For the reader unfamiliar with the political and cultural realities of Brussels, this book can be instructive. As center of administration for the European Union (not to mention NATO and a number of other pan-European institutions), the city stands in the public consciousness as an embodiment of organization and political order. Conversely, it can also embody (and it often does in this book) a bureaucracy that’s at best unfeeling and at worst cruel and capricious. (Ask the U.K. citizens who recently voted for Brexit about this dimension of Brussels’ public persona.)

At the same time, as this anthology bears out, Brussels is remarkably diverse. Its population includes substantial minority groups beyond the well-known top-level distinctions between Dutch speaking versus Francophone populations. Look closely, and there are quadrants of the city where African, Turkish, Caribbean, Arab, and other practitioners of Islam dominate in numbers. This is the canvas on which the authors in this collection paint.

For this reviewer, a handful of the stories are singularly resonant. Kenan Görgün’s “Ritual: Diary of Flesh and Faith,” my favorite, is a haunting evocation of a character’s search through Brussel’s midnight cityscape for ceremonies of ritual sacrifice.

“The Parakeet,” Barbara Abel’s narrative of a mother who perceives a rivalry for her husband’s favor between her son and their student boarder, culminates in a moment of ironic violence that suggests Nathaniel Hawthorne at his best. In “The Beekeeper,” Jean-Luc Cornette tells of the unlikely friendship of Belgium’s prince and a marijuana-dealing city-bureaucrat-turned-royal-gardener and their joint exploration of the unseen world via a self-styled Caribbean psychic.

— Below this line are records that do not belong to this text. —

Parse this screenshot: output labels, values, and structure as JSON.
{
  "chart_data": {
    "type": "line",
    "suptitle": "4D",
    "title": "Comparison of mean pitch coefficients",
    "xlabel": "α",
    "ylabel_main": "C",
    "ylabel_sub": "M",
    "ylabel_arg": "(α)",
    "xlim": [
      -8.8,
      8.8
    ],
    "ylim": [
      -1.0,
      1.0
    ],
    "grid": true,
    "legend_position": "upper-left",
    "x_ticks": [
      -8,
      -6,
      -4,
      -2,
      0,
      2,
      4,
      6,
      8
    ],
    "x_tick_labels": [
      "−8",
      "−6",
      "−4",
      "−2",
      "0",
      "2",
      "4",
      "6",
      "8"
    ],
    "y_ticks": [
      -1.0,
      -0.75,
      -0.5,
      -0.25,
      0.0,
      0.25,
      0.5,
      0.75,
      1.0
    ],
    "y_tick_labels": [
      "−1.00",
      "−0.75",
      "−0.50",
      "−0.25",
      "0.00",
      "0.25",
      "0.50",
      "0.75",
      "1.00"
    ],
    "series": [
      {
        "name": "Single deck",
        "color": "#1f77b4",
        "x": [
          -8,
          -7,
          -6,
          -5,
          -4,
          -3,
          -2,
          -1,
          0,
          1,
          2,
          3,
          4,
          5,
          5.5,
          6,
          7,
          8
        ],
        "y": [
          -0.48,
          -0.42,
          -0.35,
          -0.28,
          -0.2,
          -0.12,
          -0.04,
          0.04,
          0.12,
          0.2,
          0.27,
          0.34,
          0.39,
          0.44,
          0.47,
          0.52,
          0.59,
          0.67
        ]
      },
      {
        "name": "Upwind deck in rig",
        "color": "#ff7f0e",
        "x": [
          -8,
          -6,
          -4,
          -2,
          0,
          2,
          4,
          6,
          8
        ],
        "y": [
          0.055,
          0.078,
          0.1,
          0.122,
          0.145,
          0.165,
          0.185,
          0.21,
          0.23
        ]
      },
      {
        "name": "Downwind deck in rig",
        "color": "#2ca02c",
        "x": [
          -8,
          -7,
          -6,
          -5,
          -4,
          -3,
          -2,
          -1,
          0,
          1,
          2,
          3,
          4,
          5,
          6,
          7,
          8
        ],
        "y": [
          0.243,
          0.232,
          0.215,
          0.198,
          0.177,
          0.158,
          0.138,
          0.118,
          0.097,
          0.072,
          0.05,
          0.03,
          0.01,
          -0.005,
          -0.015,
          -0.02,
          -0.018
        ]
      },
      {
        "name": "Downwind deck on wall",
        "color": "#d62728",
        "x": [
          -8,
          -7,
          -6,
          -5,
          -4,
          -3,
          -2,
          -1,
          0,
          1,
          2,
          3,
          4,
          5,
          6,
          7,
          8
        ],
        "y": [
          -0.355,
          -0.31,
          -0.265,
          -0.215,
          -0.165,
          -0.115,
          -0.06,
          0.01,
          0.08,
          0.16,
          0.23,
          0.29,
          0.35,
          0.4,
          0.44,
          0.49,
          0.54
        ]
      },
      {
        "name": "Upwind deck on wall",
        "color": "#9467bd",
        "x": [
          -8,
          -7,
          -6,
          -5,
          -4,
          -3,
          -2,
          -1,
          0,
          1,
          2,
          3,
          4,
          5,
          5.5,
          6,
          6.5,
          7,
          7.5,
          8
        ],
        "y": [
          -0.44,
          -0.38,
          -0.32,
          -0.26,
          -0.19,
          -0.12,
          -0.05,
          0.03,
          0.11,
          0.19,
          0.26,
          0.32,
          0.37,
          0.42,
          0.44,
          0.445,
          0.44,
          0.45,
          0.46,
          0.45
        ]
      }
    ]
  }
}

Today so many of the newly minted short stories we encounter in (literally) hundreds of little magazines, both in print and online, seem to dwell unremittingly on character and language at the expense of narrative.

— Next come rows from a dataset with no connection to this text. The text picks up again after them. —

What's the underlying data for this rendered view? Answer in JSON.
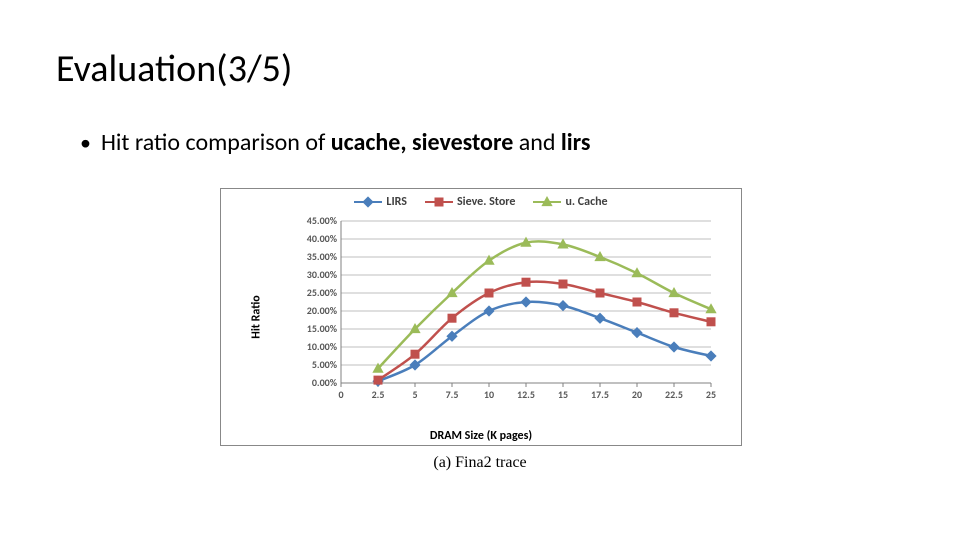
{
  "title": "Evaluation(3/5)",
  "bullet": {
    "prefix": "Hit ratio comparison of ",
    "b1": "ucache",
    "sep1": ", ",
    "b2": "sievestore",
    "mid": " and ",
    "b3": "lirs"
  },
  "caption": "(a)  Fina2 trace",
  "chart": {
    "type": "line",
    "background_color": "#ffffff",
    "border_color": "#888888",
    "grid_color": "#bfbfbf",
    "axis_color": "#808080",
    "tick_font_size": 10,
    "tick_font_weight": "bold",
    "label_font_size": 12,
    "label_font_weight": "bold",
    "x_label": "DRAM Size (K pages)",
    "y_label": "Hit Ratio",
    "x_min": 0,
    "x_max": 25,
    "x_tick_step": 2.5,
    "x_ticks": [
      "0",
      "2.5",
      "5",
      "7.5",
      "10",
      "12.5",
      "15",
      "17.5",
      "20",
      "22.5",
      "25"
    ],
    "y_min": 0,
    "y_max": 45,
    "y_tick_step": 5,
    "y_ticks": [
      "0.00%",
      "5.00%",
      "10.00%",
      "15.00%",
      "20.00%",
      "25.00%",
      "30.00%",
      "35.00%",
      "40.00%",
      "45.00%"
    ],
    "line_width": 2.5,
    "marker_size": 9,
    "legend": {
      "position": "top-center",
      "font_size": 12,
      "font_weight": "bold"
    },
    "series": [
      {
        "name": "LIRS",
        "color": "#4a7ebb",
        "marker": "diamond",
        "x": [
          2.5,
          5,
          7.5,
          10,
          12.5,
          15,
          17.5,
          20,
          22.5,
          25
        ],
        "y": [
          0.5,
          5,
          13,
          20,
          22.5,
          21.5,
          18,
          14,
          10,
          7.5
        ]
      },
      {
        "name": "Sieve. Store",
        "color": "#c0504d",
        "marker": "square",
        "x": [
          2.5,
          5,
          7.5,
          10,
          12.5,
          15,
          17.5,
          20,
          22.5,
          25
        ],
        "y": [
          0.8,
          8,
          18,
          25,
          28,
          27.5,
          25,
          22.5,
          19.5,
          17
        ]
      },
      {
        "name": "u. Cache",
        "color": "#9bbb59",
        "marker": "triangle",
        "x": [
          2.5,
          5,
          7.5,
          10,
          12.5,
          15,
          17.5,
          20,
          22.5,
          25
        ],
        "y": [
          4,
          15,
          25,
          34,
          39,
          38.5,
          35,
          30.5,
          25,
          20.5
        ]
      }
    ]
  }
}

At the same time, the online serials that specialize in crime fiction and “noir” too often focus on shockingly sudden and gratuitous violence, on the unhinged criminal mind, and on catalogs of illicit drugs fueling clumsy robberies and tire-screaming getaways. If you’re interested, the compelling narratives in Brussels Noir — not to mention the other volumes in the series — can provide a welcome counterbalance to both these prevailing trends.